First remark: you are using SGDClassifier
with the default parameters: they are likely not the optimal values for this dataset: try other values as well (especially for alpha, the regularization parameter).
Now to answer your question it's quite unlikely that a linear model will do very good on a dataset like MNIST which is digit image classification task. You might want to try linear models such as:
SVC(kernel='rbf')
(but not scalable, try on a small subset of the training set) and not incremental / out-of-coreExtraTreesClassifier(n_estimator=100)
or more but not out-of-core either. The larger the number of sub estimators, the longer it will take to train.
You can also try the Nystroem approximation of SVC(kernel='rbf')
by transforming the dataset using a Nystroem(n_components=1000, gamma=0.05)
fitted on a small subset of the data (e.g. 10000 samples) and then passing the whole transformed training set to a linear model such as SGDClassifier
: it requires 2 passes over the dataset.
There is also a pull request for 1 hidden layer perceptron on github that should be both faster to to compute than ExtraTreesClassifier
and approach 98% test set accuracy on MNIST (and also provide a partial_fit API for out-of-core learning).

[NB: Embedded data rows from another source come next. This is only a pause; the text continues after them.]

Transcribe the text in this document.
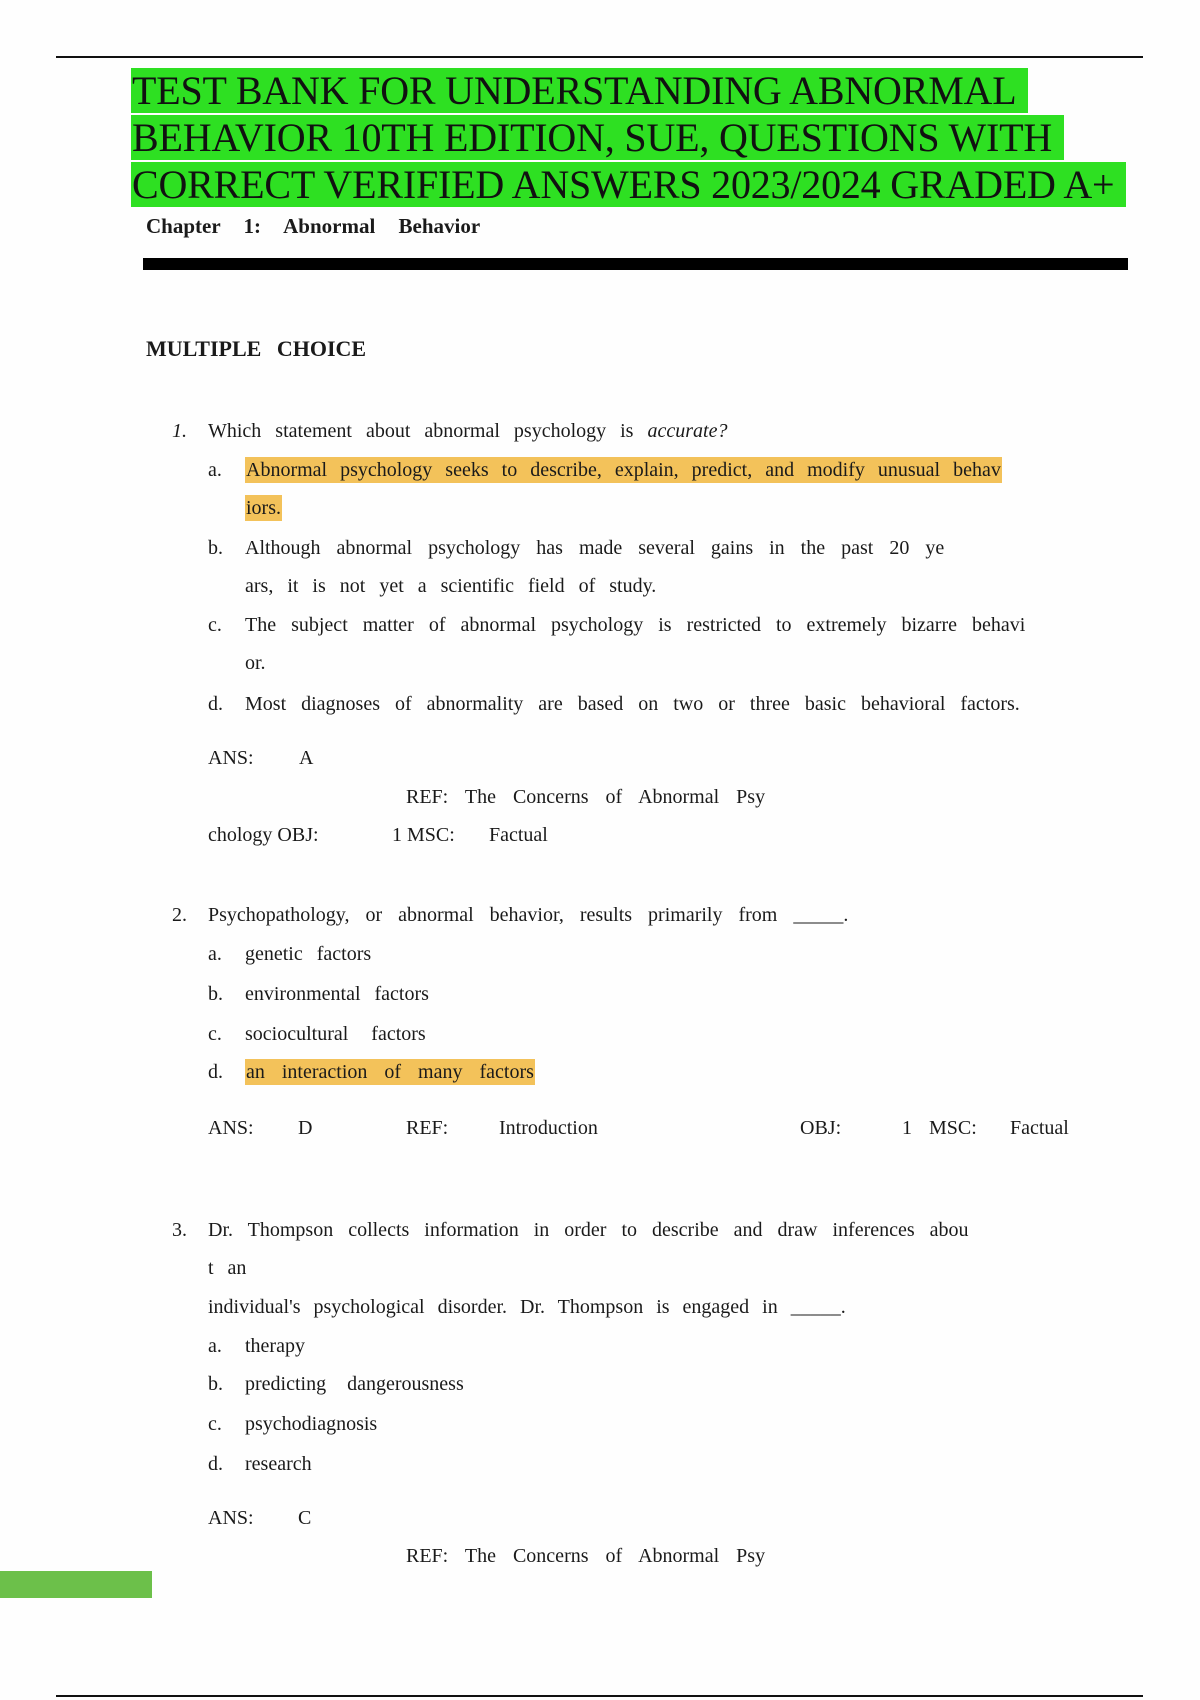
TEST BANK FOR UNDERSTANDING ABNORMAL
BEHAVIOR 10TH EDITION, SUE, QUESTIONS WITH
CORRECT VERIFIED ANSWERS 2023/2024 GRADED A+
Chapter 1: Abnormal Behavior
MULTIPLE CHOICE
1. Which statement about abnormal psychology is accurate?
a. Abnormal psychology seeks to describe, explain, predict, and modify unusual behav
iors.
b. Although abnormal psychology has made several gains in the past 20 ye
ars, it is not yet a scientific field of study.
c. The subject matter of abnormal psychology is restricted to extremely bizarre behavi
or.
d. Most diagnoses of abnormality are based on two or three basic behavioral factors.
ANS: A
REF: The Concerns of Abnormal Psy
chology OBJ:	1 MSC: Factual
2. Psychopathology, or abnormal behavior, results primarily from _____.
a. genetic factors
b. environmental factors
c. sociocultural factors
d. an interaction of many factors
ANS: D	REF:	Introduction	OBJ:	1 MSC: Factual
3. Dr. Thompson collects information in order to describe and draw inferences abou
t an
individual's psychological disorder. Dr. Thompson is engaged in _____.
a. therapy
b. predicting dangerousness
c. psychodiagnosis
d. research
ANS: C
REF: The Concerns of Abnormal Psy
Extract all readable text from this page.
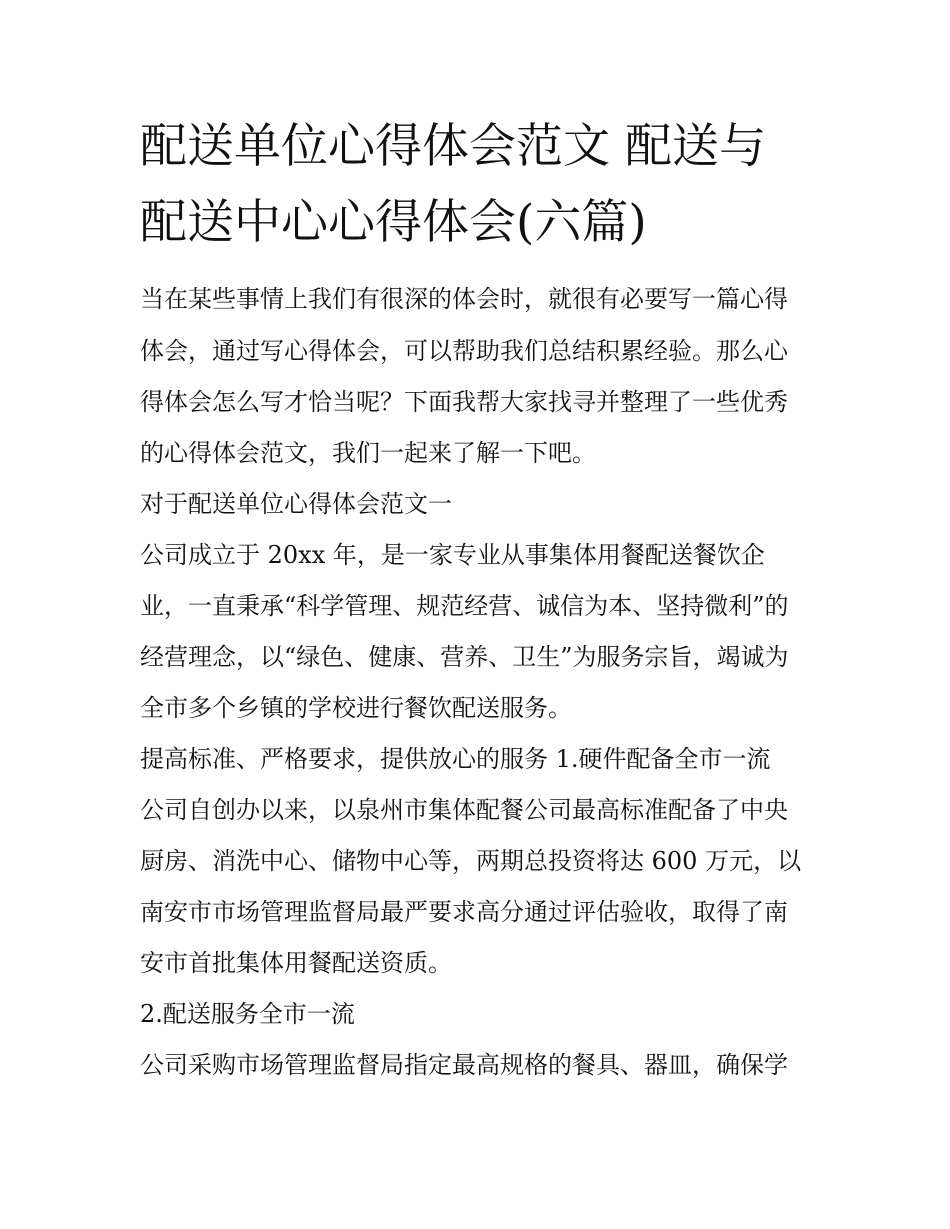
配送单位心得体会范文 配送与
配送中心心得体会(六篇)

当在某些事情上我们有很深的体会时，就很有必要写一篇心得

体会，通过写心得体会，可以帮助我们总结积累经验。那么心

得体会怎么写才恰当呢？下面我帮大家找寻并整理了一些优秀

的心得体会范文，我们一起来了解一下吧。

对于配送单位心得体会范文一

公司成立于 20xx 年，是一家专业从事集体用餐配送餐饮企

业，一直秉承“科学管理、规范经营、诚信为本、坚持微利”的

经营理念，以“绿色、健康、营养、卫生”为服务宗旨，竭诚为

全市多个乡镇的学校进行餐饮配送服务。

提高标准、严格要求，提供放心的服务 1.硬件配备全市一流

公司自创办以来，以泉州市集体配餐公司最高标准配备了中央

厨房、消洗中心、储物中心等，两期总投资将达 600 万元，以

南安市市场管理监督局最严要求高分通过评估验收，取得了南

安市首批集体用餐配送资质。

2.配送服务全市一流

公司采购市场管理监督局指定最高规格的餐具、器皿，确保学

Edit: the fluctuation of the estimate of the SGDClassifier
score is expected: SGD stands for stochastic gradient descent, which means that examples are considered one at a time: badly classified samples can cause an update of the weights of the model in a way that is detrimental for other samples, you need to do more than one pass over the data to make the learning rate decrease enough to get a smoother estimate of the validation accuracy. You can use itertools.repeat in your for loop to do several passes (e.g. 10) over your dataset.